The Resiliency of the Human Spirit

When faced with extreme abuse as a child, Dave Pelzer displays an acute ability to survive. In Chapter 1 Pelzer maintains, “Mother can beat me all she wants, but I haven’t let her take away my will to somehow survive” (13). This commitment to staying alive, and the preservation of his will to live, guides Pelzer as a young boy, despite increasingly brutal beatings, mind games, grueling chores, and torture.

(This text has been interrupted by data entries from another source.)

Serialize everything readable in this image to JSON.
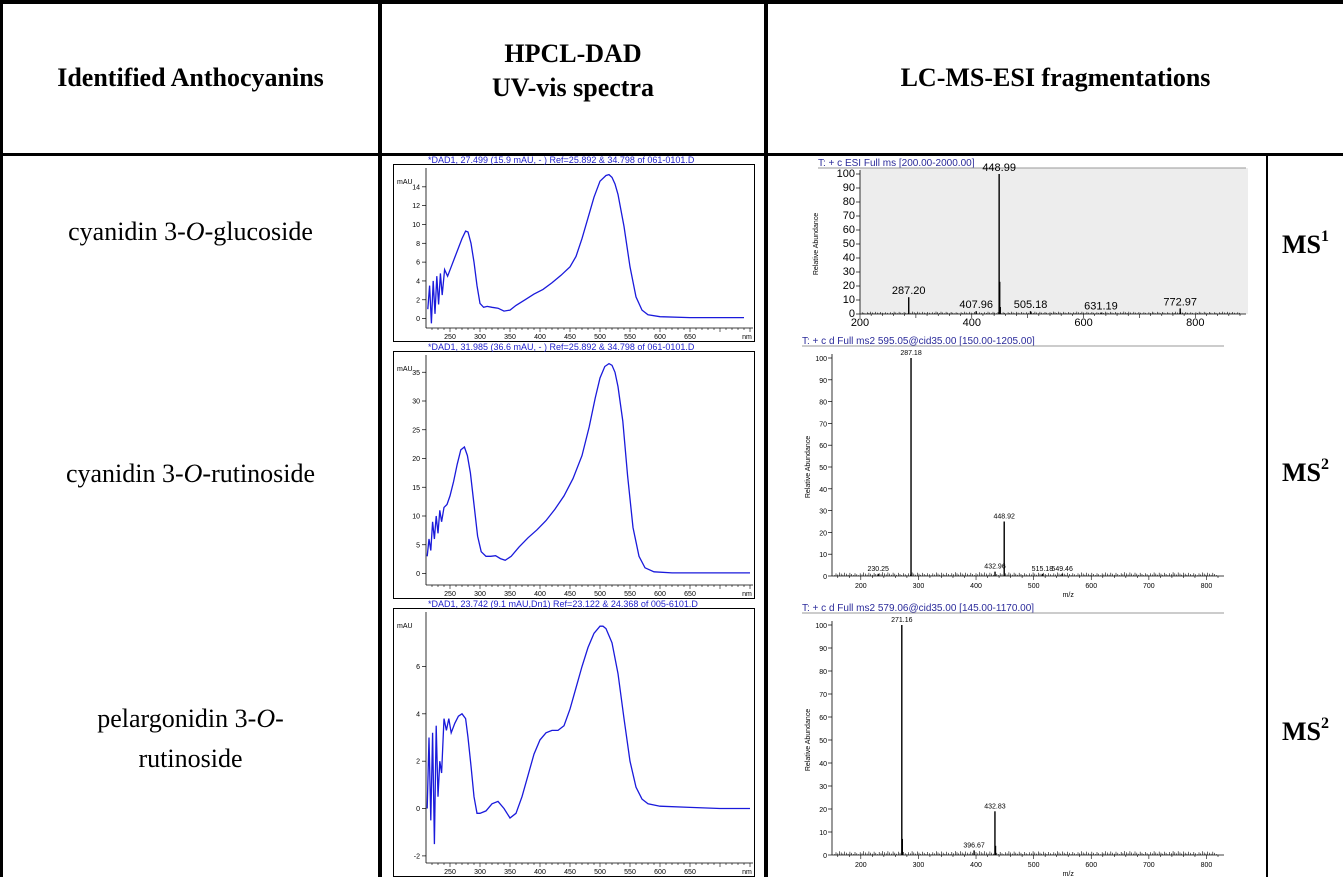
{
  "headers": {
    "col1": "Identified Anthocyanins",
    "col2_line1": "HPCL-DAD",
    "col2_line2": "UV-vis spectra",
    "col3": "LC-MS-ESI fragmentations"
  },
  "rows": [
    {
      "compound_prefix": "cyanidin 3-",
      "compound_italic": "O",
      "compound_suffix": "-glucoside",
      "ms_level_base": "MS",
      "ms_level_sup": "1"
    },
    {
      "compound_prefix": "cyanidin 3-",
      "compound_italic": "O",
      "compound_suffix": "-rutinoside",
      "ms_level_base": "MS",
      "ms_level_sup": "2"
    },
    {
      "compound_prefix": "pelargonidin 3-",
      "compound_italic": "O",
      "compound_suffix": "-",
      "compound_line2": "rutinoside",
      "ms_level_base": "MS",
      "ms_level_sup": "2"
    }
  ],
  "chart_data": [
    {
      "id": "uv1",
      "type": "line",
      "title": "*DAD1, 27.499 (15.9 mAU, - ) Ref=25.892 & 34.798 of 061-0101.D",
      "ylabel": "mAU",
      "xunit": "nm",
      "xlim": [
        210,
        755
      ],
      "ylim": [
        -1,
        16
      ],
      "yticks": [
        0,
        2,
        4,
        6,
        8,
        10,
        12,
        14
      ],
      "xticks": [
        250,
        300,
        350,
        400,
        450,
        500,
        550,
        600,
        650
      ],
      "color": "#1a1adb",
      "x": [
        213,
        216,
        219,
        222,
        225,
        228,
        231,
        234,
        237,
        241,
        246,
        252,
        258,
        264,
        270,
        276,
        280,
        285,
        290,
        295,
        300,
        306,
        312,
        320,
        330,
        340,
        350,
        360,
        375,
        390,
        405,
        420,
        435,
        450,
        460,
        470,
        480,
        490,
        500,
        510,
        515,
        520,
        525,
        530,
        540,
        550,
        560,
        570,
        580,
        600,
        650,
        700,
        740
      ],
      "y": [
        1,
        3.5,
        -0.5,
        4,
        0.5,
        4.5,
        1.5,
        4.8,
        2.5,
        5.2,
        4.5,
        5.5,
        6.5,
        7.5,
        8.5,
        9.3,
        9.2,
        8,
        6,
        3.5,
        1.6,
        1.2,
        1.3,
        1.2,
        1.1,
        0.8,
        0.9,
        1.4,
        2.0,
        2.6,
        3.1,
        3.8,
        4.6,
        5.5,
        6.6,
        8.5,
        10.7,
        12.9,
        14.6,
        15.2,
        15.3,
        15.0,
        14.3,
        13.2,
        9.8,
        5.5,
        2.3,
        0.9,
        0.4,
        0.2,
        0.1,
        0.1,
        0.1
      ]
    },
    {
      "id": "uv2",
      "type": "line",
      "title": "*DAD1, 31.985 (36.6 mAU, - ) Ref=25.892 & 34.798 of 061-0101.D",
      "ylabel": "mAU",
      "xunit": "nm",
      "xlim": [
        210,
        755
      ],
      "ylim": [
        -2,
        38
      ],
      "yticks": [
        0,
        5,
        10,
        15,
        20,
        25,
        30,
        35
      ],
      "xticks": [
        250,
        300,
        350,
        400,
        450,
        500,
        550,
        600,
        650
      ],
      "color": "#1a1adb",
      "x": [
        212,
        215,
        218,
        221,
        224,
        227,
        230,
        233,
        236,
        240,
        245,
        250,
        256,
        262,
        268,
        274,
        279,
        284,
        290,
        296,
        302,
        310,
        318,
        326,
        334,
        342,
        352,
        365,
        380,
        395,
        410,
        425,
        440,
        455,
        470,
        482,
        492,
        500,
        508,
        515,
        520,
        525,
        530,
        538,
        546,
        555,
        565,
        575,
        590,
        620,
        680,
        750
      ],
      "y": [
        3,
        6,
        4,
        9,
        6,
        10,
        7,
        11,
        9,
        11.5,
        12,
        13.5,
        16,
        19,
        21.5,
        22,
        20.5,
        17.5,
        12,
        6.5,
        3.8,
        3,
        3,
        3.1,
        2.6,
        2.3,
        3.0,
        4.6,
        6.2,
        7.6,
        9.2,
        11.2,
        13.5,
        16.5,
        20.5,
        25.5,
        30.5,
        34,
        36,
        36.5,
        36.2,
        35,
        32.5,
        26.5,
        17,
        8,
        3,
        1,
        0.3,
        0.1,
        0.1,
        0.1
      ]
    },
    {
      "id": "uv3",
      "type": "line",
      "title": "*DAD1, 23.742 (9.1 mAU,Dn1) Ref=23.122 & 24.368 of 005-6101.D",
      "ylabel": "mAU",
      "xunit": "nm",
      "xlim": [
        210,
        755
      ],
      "ylim": [
        -2.3,
        8.3
      ],
      "yticks": [
        -2,
        0,
        2,
        4,
        6
      ],
      "xticks": [
        250,
        300,
        350,
        400,
        450,
        500,
        550,
        600,
        650
      ],
      "color": "#1a1adb",
      "x": [
        212,
        215,
        218,
        221,
        224,
        227,
        230,
        233,
        236,
        240,
        244,
        248,
        252,
        258,
        264,
        270,
        276,
        280,
        285,
        290,
        295,
        300,
        310,
        320,
        330,
        340,
        350,
        360,
        370,
        380,
        390,
        400,
        410,
        420,
        430,
        440,
        450,
        460,
        470,
        480,
        490,
        500,
        505,
        510,
        520,
        530,
        540,
        550,
        560,
        570,
        580,
        600,
        650,
        700,
        750
      ],
      "y": [
        0,
        3,
        -0.5,
        3.2,
        -1.5,
        3.5,
        0.5,
        2,
        1.5,
        3.8,
        3.3,
        3.8,
        3.2,
        3.6,
        3.9,
        4.0,
        3.8,
        3.0,
        1.8,
        0.5,
        -0.2,
        -0.2,
        -0.1,
        0.2,
        0.3,
        0.0,
        -0.4,
        -0.2,
        0.5,
        1.4,
        2.3,
        2.9,
        3.2,
        3.3,
        3.3,
        3.5,
        4.2,
        5.1,
        6.0,
        6.8,
        7.4,
        7.7,
        7.7,
        7.6,
        7.0,
        5.7,
        3.8,
        2.0,
        0.9,
        0.4,
        0.2,
        0.1,
        0.05,
        0.0,
        0.0
      ]
    },
    {
      "id": "ms1",
      "type": "bar",
      "title": "T: + c ESI Full ms [200.00-2000.00]",
      "ylabel": "Relative Abundance",
      "xlim": [
        200,
        880
      ],
      "ylim": [
        0,
        100
      ],
      "xticks": [
        200,
        400,
        600,
        800
      ],
      "yticks": [
        0,
        10,
        20,
        30,
        40,
        50,
        60,
        70,
        80,
        90,
        100
      ],
      "peaks": [
        {
          "x": 287.2,
          "y": 12,
          "label": "287.20"
        },
        {
          "x": 407.96,
          "y": 2,
          "label": "407.96"
        },
        {
          "x": 448.99,
          "y": 100,
          "label": "448.99"
        },
        {
          "x": 450.0,
          "y": 23
        },
        {
          "x": 451.0,
          "y": 5
        },
        {
          "x": 505.18,
          "y": 2,
          "label": "505.18"
        },
        {
          "x": 631.19,
          "y": 1,
          "label": "631.19"
        },
        {
          "x": 772.97,
          "y": 4,
          "label": "772.97"
        }
      ]
    },
    {
      "id": "ms2a",
      "type": "bar",
      "title": "T: + c d Full ms2 595.05@cid35.00 [150.00-1205.00]",
      "ylabel": "Relative Abundance",
      "xlabel": "m/z",
      "xlim": [
        150,
        820
      ],
      "ylim": [
        0,
        100
      ],
      "xticks": [
        200,
        300,
        400,
        500,
        600,
        700,
        800
      ],
      "yticks": [
        0,
        10,
        20,
        30,
        40,
        50,
        60,
        70,
        80,
        90,
        100
      ],
      "peaks": [
        {
          "x": 230.25,
          "y": 1,
          "label": "230.25"
        },
        {
          "x": 287.18,
          "y": 100,
          "label": "287.18"
        },
        {
          "x": 432.96,
          "y": 2,
          "label": "432.96"
        },
        {
          "x": 448.92,
          "y": 25,
          "label": "448.92"
        },
        {
          "x": 515.18,
          "y": 1,
          "label": "515.18"
        },
        {
          "x": 549.46,
          "y": 1,
          "label": "549.46"
        }
      ]
    },
    {
      "id": "ms2b",
      "type": "bar",
      "title": "T: + c d Full ms2 579.06@cid35.00 [145.00-1170.00]",
      "ylabel": "Relative Abundance",
      "xlabel": "m/z",
      "xlim": [
        150,
        820
      ],
      "ylim": [
        0,
        100
      ],
      "xticks": [
        200,
        300,
        400,
        500,
        600,
        700,
        800
      ],
      "yticks": [
        0,
        10,
        20,
        30,
        40,
        50,
        60,
        70,
        80,
        90,
        100
      ],
      "peaks": [
        {
          "x": 271.16,
          "y": 100,
          "label": "271.16"
        },
        {
          "x": 272.0,
          "y": 7
        },
        {
          "x": 396.67,
          "y": 2,
          "label": "396.67"
        },
        {
          "x": 432.83,
          "y": 19,
          "label": "432.83"
        },
        {
          "x": 433.8,
          "y": 4
        }
      ]
    }
  ]
}
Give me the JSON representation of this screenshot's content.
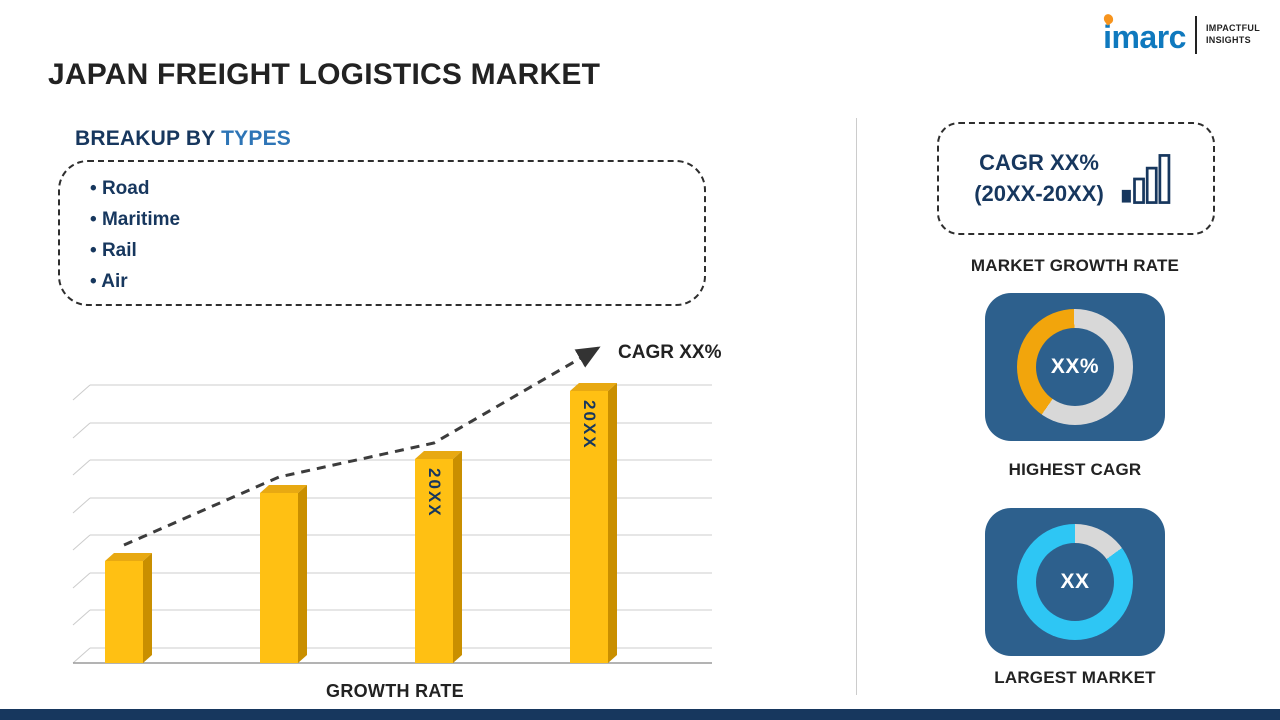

Pelzer writes, “I knew if I wanted to live, I would have to think ahead” (40).

Throughout the book Catherine withholds food, isolates Dave from other family members, and even forces Dave to eat his baby brother’s feces, to dehumanize him. However, Dave devises clever tricks to stall Catherine’s torture tactics and maintain his sense of self, despite consistent demoralization. For instance, when Catherine locks Dave in the bathroom with a toxic mix of Clorox and ammonia, Dave figures out how to breathe through the air vent. When Catherine denies Dave food, Dave strategizes ways to steal food from school and from the family’s leftovers in the trash.

Catherine deliberately tries to break Dave’s spirit using verbal abuse. After Dave makes some progress at school and earns recognition, Catherine tells Dave, “You are a nobody! An It!” in an attempt to incite self-hatred in Dave (108).